Guests staying in Richelieu Suites will receive luxurious amenities such as evening canapes, complimentary laundry service and fresh fruit and flowers upon arrival. // © 2016 French American Line
Feature image (above): The 150-passenger Louisiane will sail the Mississippi and Ohio rivers beginning in August. // © 2016 French American Line
French America Line is the newest company on the Mississippi and Ohio rivers, launching service in August with the 150-passenger Louisiane. The former Columbia Queen, Delta Queen Steamboat Company’s final ship, is undergoing a multimillion dollar refurbishment, after which it will be towed on a 33-day journey from its current home in Portland, Ore., to Louisiana.
The company may be new, but there are some very familiar industry names in its executive lineup. These include Christopher Kyte, former president of American Queen Steamboat Company and chairman of California-based Uncommon Journeys, who is now chairman and founder; Tom Markwell, former managing member of sales and marketing for Haimark and vice president of sales for Pandaw River Cruises North America, who is now president; and Jim Lida, a 30-year cruise veteran at lines such as American Queen, Oceania Cruises and Royal Caribbean International, who is now vice president of marketing and communications.
Because of French America’s small passenger numbers, the 64 American officers and crew will be able give personalized attention to guests.
“There isn’t a single area we haven’t focused on and thought through,” Markwell said. “We can do so much onboard for 150 people that you could never do on a larger ship.”
The line has cherry-picked every successful example of best luxury practices in the industry, from 24-hour room service to unlimited wines, beers, spirits and soft drinks throughout the cruise. Guests in the Richelieu Suites, for instance, receive Hermes bath amenities, evening canapes, complimentary laundry service, fresh fruit and flowers upon arrival, complimentary premium shore experiences and private car transfers to and from the airport. Bicycles, helmets and maps are available to all guests for independent exploration in all ports of call.
Fares include a pre-cruise deluxe hotel stay, complimentary Wi-Fi access in public spaces and included tours in every port. French America is the only U.S. river cruise line to provide iPads preloaded with e-books, daily shore excursion programs and menus.
And those menus will be memorable. Regina Charboneau, the celebrity chef who crafted the original culinary concept for American Queen, is creating a combination of French, Continental and regional dishes for the open-seating Orleans Room and the Bistro. The latter serves all meals, along with a stream of beignets and crepes, in addition to healthy choices under 400 calories. The company is paying great attention to drawing regional cuisine from each stretch of the river, paralleling Charboneau’s recent “Mississippi Current Cookbook.” As if that weren’t enough, the line provides guests with Laduree Parisian-style macarons and tops their luxury pillows with gourmet chocolates.

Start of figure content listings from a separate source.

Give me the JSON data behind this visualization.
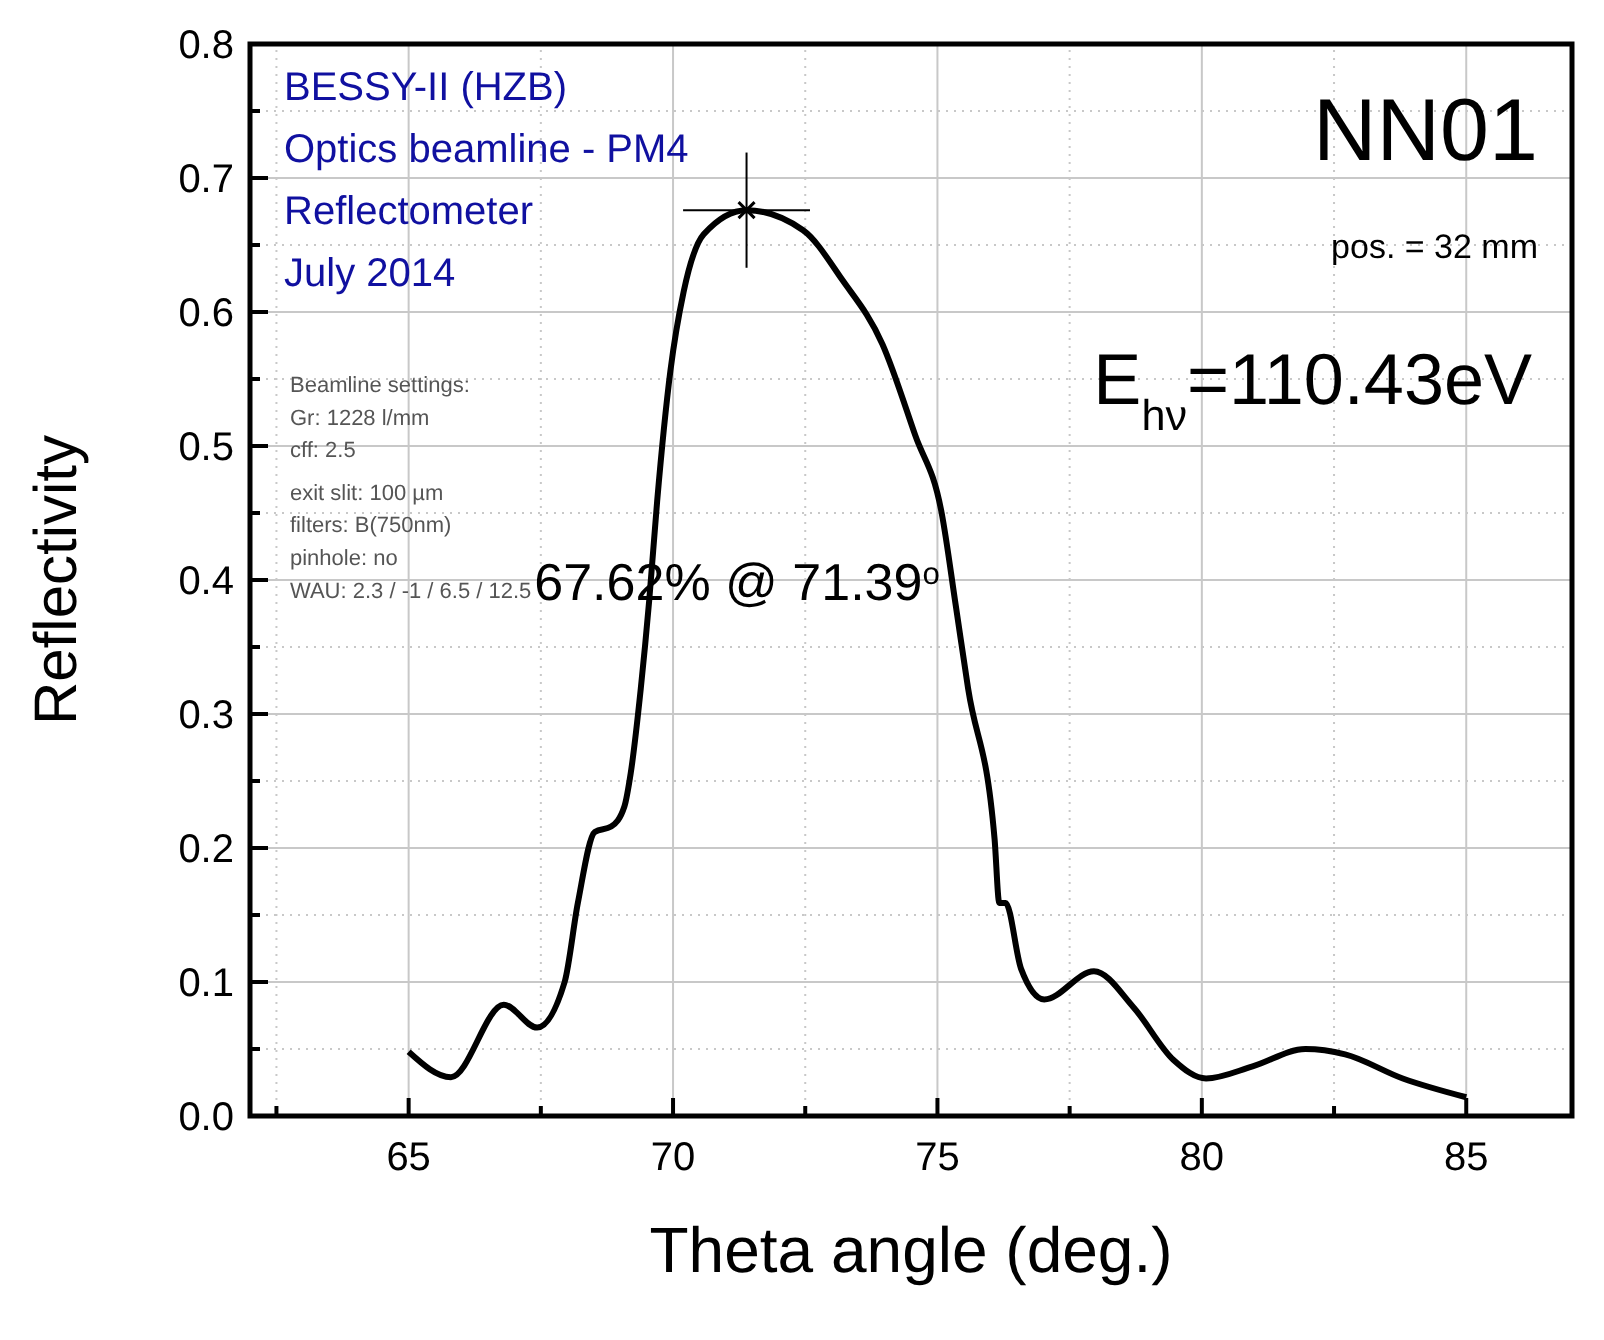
{
  "chart_data": {
    "type": "line",
    "title": "NN01",
    "xlabel": "Theta angle (deg.)",
    "ylabel": "Reflectivity",
    "annotations": [
      "BESSY-II (HZB)",
      "Optics beamline - PM4",
      "Reflectometer",
      "July 2014",
      "Beamline settings:",
      "Gr: 1228 l/mm",
      "cff: 2.5",
      "exit slit: 100 µm",
      "filters: B(750nm)",
      "pinhole: no",
      "WAU: 2.3 / -1 / 6.5 / 12.5",
      "pos. = 32 mm",
      "E$_{hν}$=110.43eV",
      "67.62% @ 71.39$^{o}$"
    ],
    "xlim": [
      62,
      87
    ],
    "ylim": [
      0,
      0.8
    ],
    "xticks": [
      {
        "value": 62.5,
        "label": null
      },
      65,
      {
        "value": 67.5,
        "label": null
      },
      70,
      {
        "value": 72.5,
        "label": null
      },
      75,
      {
        "value": 77.5,
        "label": null
      },
      80,
      {
        "value": 82.5,
        "label": null
      },
      85
    ],
    "yticks": [
      {
        "value": 0,
        "label": "0.0"
      },
      {
        "value": 0.05,
        "label": null
      },
      0.1,
      {
        "value": 0.15,
        "label": null
      },
      0.2,
      {
        "value": 0.25,
        "label": null
      },
      0.3,
      {
        "value": 0.35,
        "label": null
      },
      0.4,
      {
        "value": 0.45,
        "label": null
      },
      0.5,
      {
        "value": 0.55,
        "label": null
      },
      0.6,
      {
        "value": 0.65,
        "label": null
      },
      0.7,
      {
        "value": 0.75,
        "label": null
      },
      0.8
    ],
    "grid": true,
    "series": [
      {
        "color": "#000000",
        "marker": "none",
        "line_style": "solid",
        "x": [
          65,
          65.8,
          66.8,
          67.43,
          67.95,
          68.2,
          68.52,
          68.83,
          69.08,
          69.2,
          69.39,
          69.55,
          69.7,
          69.95,
          70.2,
          70.58,
          71.39,
          72.46,
          73.2,
          73.96,
          74.58,
          75.08,
          75.35,
          75.58,
          76.08,
          76.17,
          76.29,
          76.58,
          77.02,
          77.96,
          78.71,
          79.46,
          80.08,
          80.96,
          81.96,
          82.71,
          83.8,
          85
        ],
        "values": [
          0.048,
          0.029,
          0.083,
          0.066,
          0.1,
          0.159,
          0.212,
          0.216,
          0.231,
          0.256,
          0.319,
          0.385,
          0.459,
          0.556,
          0.615,
          0.658,
          0.676,
          0.661,
          0.624,
          0.576,
          0.508,
          0.45,
          0.38,
          0.319,
          0.207,
          0.159,
          0.159,
          0.11,
          0.087,
          0.108,
          0.081,
          0.042,
          0.028,
          0.037,
          0.05,
          0.046,
          0.028,
          0.014
        ]
      },
      {
        "type": "scatter",
        "color": "#000000",
        "marker": "cross",
        "x": [
          71.39
        ],
        "values": [
          0.676
        ],
        "errors": [
          0.043
        ],
        "xerrors": [
          1.2
        ]
      }
    ]
  }
}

Taking a strong pro-travel professional stance, French America offers 15 percent commission on all sales of 2016 Louisiane inaugural voyages. The company offers fam rates for agents, and any agent who places 10 clients on a cruise within a year of taking the fam will be refunded the cruise fare they paid. This is part of the points-based Freedom of Choice program that allows agents to choose from an a la carte list of rewards, from bonus commission to shipboard credits for clients. And French America has pledged to keep fares the same from the moment they are created until the ship sails, so that agents will not find clients complaining about lower fares closer to their sail date.
Starting Aug. 22, Louisiane will bring its French flair to five- to 10-day river cruise tours.
“A lot of our itineraries are unique because of our size,” Markwell said. “Our ship is comparable to the size of the original Delta Queen, and we can sail on rivers such as the Red River, the Tennessee, the Cumberland and other lesser known ones.”
Some itineraries also combine the Lower Mississippi with the Intracoastal Waterway.
Given the leadership, it is no surprise that the company does not intend to remain a one-ship line. But, for now, the spotlight is on Louisiane.